Speech Activity

Speech activity is used to perform AI based audio analysis. In this activity, you can perform speech to text, text to speech and speaker verification.

Using Speech Activity

  1. In the Canvas Tools pane, click Process Components to expand and view the associated activities.
  2. Drag the Application activity and drop on to the Flowchart designer area on the Canvas.

 

 

  1. In the Application Type list, select CognitiveApps.
  2. In the Select An Application list, select application.
  3. Double-click the Application activity to add Speech activity as cognitive activities works inside the application activity.

 

 

  1. In the Canvas Tools pane, click Cognitive Services to expand the tool and view the associated activities.
  2. Drag the Speech activity and drop on to the Flowchart designer area on the Canvas.

 

 

  1. In the Provider list, select the provider name.
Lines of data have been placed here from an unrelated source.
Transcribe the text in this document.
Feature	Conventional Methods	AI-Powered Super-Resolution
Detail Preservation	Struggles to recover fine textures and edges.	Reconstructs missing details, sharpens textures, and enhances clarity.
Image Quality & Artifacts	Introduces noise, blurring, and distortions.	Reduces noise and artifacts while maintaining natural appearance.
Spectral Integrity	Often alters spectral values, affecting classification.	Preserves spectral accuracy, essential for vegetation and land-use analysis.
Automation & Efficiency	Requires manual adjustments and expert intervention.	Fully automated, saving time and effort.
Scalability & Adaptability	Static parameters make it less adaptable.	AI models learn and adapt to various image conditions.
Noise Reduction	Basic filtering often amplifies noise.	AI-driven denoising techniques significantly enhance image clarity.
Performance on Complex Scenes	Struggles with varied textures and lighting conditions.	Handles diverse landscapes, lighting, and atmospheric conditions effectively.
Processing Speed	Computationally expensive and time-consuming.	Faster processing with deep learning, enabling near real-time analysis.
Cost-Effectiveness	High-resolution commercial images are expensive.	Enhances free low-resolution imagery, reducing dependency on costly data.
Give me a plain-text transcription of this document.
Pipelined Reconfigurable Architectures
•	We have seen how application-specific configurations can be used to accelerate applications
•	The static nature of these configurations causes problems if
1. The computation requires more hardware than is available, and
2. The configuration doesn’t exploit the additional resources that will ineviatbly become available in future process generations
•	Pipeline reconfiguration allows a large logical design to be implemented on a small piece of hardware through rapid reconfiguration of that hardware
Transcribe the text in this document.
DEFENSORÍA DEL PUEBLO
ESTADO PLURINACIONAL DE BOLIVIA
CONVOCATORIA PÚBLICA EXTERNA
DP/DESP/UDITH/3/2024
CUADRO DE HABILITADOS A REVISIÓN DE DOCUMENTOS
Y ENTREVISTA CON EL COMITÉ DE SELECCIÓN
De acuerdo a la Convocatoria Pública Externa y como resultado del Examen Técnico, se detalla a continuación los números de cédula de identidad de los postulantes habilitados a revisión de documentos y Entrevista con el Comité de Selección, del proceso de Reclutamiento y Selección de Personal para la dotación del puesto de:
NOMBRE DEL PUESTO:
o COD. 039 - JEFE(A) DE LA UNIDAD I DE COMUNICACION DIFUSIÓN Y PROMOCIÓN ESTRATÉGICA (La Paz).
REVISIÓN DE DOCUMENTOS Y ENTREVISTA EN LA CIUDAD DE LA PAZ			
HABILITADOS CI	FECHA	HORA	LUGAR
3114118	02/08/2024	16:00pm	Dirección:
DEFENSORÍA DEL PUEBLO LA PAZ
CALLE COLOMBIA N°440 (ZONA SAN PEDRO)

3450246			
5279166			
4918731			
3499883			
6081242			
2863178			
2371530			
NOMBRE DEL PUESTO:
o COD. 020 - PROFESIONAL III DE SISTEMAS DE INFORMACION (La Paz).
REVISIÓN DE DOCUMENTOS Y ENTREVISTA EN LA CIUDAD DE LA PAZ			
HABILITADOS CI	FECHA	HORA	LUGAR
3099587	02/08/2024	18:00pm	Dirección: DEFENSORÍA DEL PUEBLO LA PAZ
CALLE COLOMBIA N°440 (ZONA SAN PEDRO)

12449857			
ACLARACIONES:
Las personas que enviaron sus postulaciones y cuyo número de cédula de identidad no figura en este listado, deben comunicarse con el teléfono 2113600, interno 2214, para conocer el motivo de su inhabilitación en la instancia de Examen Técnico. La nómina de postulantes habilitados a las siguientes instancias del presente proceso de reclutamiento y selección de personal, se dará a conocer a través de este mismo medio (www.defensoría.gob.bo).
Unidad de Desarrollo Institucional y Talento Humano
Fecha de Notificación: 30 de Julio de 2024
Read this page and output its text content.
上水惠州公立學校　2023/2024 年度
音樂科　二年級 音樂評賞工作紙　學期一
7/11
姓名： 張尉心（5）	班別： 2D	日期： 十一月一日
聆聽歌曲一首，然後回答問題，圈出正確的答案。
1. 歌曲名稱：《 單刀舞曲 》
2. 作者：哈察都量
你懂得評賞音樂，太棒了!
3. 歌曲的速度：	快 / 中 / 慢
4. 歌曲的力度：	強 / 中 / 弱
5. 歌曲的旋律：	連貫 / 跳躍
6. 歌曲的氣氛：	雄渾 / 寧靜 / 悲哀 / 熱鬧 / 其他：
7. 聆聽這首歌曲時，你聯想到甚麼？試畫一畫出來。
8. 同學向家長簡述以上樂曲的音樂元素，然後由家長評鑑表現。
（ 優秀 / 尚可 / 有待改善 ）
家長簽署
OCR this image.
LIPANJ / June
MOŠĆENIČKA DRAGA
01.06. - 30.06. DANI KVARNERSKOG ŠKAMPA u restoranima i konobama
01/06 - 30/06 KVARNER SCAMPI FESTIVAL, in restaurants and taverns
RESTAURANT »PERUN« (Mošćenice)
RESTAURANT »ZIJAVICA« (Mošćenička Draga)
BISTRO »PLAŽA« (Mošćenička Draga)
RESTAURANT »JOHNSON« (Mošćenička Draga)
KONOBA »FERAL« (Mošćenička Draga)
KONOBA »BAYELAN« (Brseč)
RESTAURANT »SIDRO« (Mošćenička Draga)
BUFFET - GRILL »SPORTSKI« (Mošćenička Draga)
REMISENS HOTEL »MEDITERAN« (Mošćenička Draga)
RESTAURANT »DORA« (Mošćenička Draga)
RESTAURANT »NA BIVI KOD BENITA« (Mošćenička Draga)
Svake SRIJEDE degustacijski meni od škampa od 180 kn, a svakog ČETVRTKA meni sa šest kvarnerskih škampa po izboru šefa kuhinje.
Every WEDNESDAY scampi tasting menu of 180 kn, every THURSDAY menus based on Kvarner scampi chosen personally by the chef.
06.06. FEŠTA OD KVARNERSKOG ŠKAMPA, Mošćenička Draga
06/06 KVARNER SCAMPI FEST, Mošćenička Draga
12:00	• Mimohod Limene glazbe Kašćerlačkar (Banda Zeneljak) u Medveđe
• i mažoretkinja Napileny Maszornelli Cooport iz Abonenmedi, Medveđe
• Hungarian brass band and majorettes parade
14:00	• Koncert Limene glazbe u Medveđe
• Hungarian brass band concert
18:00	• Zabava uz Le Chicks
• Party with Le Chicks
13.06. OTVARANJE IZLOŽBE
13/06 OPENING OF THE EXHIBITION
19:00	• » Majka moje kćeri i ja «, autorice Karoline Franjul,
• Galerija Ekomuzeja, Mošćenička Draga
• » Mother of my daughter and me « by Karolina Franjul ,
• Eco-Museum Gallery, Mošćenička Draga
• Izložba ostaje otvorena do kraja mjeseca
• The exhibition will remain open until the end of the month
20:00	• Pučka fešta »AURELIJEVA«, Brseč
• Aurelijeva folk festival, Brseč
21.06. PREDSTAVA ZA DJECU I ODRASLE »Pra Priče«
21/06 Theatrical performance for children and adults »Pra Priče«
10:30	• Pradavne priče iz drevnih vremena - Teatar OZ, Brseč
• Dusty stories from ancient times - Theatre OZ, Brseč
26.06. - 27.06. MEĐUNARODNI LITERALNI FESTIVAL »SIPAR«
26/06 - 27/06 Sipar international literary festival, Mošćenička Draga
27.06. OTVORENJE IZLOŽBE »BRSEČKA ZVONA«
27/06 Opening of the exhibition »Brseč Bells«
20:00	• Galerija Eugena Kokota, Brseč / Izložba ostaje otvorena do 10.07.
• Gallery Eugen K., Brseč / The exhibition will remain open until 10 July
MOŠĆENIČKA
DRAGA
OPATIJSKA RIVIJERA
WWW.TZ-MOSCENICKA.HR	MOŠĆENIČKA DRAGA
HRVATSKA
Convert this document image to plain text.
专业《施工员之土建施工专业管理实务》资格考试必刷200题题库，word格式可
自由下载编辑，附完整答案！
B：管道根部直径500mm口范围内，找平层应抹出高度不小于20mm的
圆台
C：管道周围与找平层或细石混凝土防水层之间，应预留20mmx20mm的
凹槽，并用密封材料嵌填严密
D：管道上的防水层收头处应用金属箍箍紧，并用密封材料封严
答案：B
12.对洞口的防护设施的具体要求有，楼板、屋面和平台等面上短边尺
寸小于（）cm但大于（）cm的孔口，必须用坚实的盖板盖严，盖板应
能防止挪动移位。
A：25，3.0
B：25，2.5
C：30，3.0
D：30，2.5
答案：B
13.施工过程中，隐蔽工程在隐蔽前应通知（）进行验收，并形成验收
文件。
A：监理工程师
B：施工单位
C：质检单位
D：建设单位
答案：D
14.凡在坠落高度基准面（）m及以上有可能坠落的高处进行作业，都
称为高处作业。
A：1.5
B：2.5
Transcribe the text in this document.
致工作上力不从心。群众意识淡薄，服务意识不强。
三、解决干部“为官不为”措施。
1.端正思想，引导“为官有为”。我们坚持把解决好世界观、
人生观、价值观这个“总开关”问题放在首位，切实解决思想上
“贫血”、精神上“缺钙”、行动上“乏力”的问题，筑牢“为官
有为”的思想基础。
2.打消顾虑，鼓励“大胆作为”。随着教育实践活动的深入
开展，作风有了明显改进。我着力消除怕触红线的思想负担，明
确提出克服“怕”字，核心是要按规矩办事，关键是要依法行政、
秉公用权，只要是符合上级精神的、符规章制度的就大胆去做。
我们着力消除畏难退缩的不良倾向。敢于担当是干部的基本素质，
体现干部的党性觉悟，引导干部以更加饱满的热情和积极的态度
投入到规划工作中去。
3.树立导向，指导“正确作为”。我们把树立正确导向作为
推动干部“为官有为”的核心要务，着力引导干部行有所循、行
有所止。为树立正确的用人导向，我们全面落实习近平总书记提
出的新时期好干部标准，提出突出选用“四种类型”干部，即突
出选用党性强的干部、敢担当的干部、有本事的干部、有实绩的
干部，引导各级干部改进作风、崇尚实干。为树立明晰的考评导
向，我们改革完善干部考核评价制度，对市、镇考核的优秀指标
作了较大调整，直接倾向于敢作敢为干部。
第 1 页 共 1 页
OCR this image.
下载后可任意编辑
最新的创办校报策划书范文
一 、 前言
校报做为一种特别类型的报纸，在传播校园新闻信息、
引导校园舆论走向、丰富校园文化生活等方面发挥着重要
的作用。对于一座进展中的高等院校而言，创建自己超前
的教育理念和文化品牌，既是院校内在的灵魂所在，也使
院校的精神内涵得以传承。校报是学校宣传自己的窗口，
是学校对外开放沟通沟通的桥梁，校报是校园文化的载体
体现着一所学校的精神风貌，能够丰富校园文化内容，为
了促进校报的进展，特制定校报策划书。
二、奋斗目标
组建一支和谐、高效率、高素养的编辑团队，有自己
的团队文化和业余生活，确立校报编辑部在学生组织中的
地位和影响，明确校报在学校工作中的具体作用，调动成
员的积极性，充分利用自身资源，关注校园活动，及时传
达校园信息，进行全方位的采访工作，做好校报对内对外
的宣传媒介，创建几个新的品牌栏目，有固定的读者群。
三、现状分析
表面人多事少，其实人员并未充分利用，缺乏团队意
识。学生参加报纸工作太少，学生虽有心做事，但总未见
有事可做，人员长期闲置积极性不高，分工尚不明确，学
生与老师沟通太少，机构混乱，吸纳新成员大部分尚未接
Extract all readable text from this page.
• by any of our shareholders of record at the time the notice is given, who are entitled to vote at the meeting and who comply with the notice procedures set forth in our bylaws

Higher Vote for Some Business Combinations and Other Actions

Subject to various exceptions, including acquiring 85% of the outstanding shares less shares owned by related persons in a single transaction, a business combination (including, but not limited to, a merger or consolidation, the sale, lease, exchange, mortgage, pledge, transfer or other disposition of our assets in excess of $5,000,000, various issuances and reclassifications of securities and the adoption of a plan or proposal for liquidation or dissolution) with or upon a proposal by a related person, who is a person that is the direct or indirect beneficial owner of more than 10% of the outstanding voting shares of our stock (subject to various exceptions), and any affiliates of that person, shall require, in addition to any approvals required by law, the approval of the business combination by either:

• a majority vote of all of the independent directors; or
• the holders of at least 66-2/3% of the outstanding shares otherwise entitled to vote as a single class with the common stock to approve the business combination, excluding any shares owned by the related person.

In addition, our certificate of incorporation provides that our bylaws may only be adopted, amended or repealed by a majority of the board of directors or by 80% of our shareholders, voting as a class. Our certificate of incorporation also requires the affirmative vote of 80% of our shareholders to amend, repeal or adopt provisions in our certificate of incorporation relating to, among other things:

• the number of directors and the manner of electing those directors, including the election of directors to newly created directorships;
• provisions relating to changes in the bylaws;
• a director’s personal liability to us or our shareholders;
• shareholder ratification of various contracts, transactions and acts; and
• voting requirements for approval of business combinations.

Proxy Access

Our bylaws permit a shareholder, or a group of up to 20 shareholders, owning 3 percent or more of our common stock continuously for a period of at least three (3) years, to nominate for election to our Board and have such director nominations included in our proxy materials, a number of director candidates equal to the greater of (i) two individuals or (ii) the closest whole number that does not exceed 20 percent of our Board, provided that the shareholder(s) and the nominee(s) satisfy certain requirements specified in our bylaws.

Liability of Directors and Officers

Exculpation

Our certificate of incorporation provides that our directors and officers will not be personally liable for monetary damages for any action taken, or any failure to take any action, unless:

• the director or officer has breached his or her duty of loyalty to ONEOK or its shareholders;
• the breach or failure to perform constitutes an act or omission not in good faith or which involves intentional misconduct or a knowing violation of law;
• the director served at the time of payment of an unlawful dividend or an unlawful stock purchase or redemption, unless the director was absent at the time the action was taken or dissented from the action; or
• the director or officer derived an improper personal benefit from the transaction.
By default, provider is set to Google.



    Automation Studio supports two service providers for cognitive speech API.
    • Microsoft
    • Google

 

  1. In the Service list, select the service which you want to use for cognitive speech API.



    Based on your selection of provider, service list reflects the supported APIs.  If you have selected Google as your provider, following API services will reflect in the service list:
    • Speech To Text: This API is used to convert audio to text.
    • Text To Speech: This API is used to convert text to audio.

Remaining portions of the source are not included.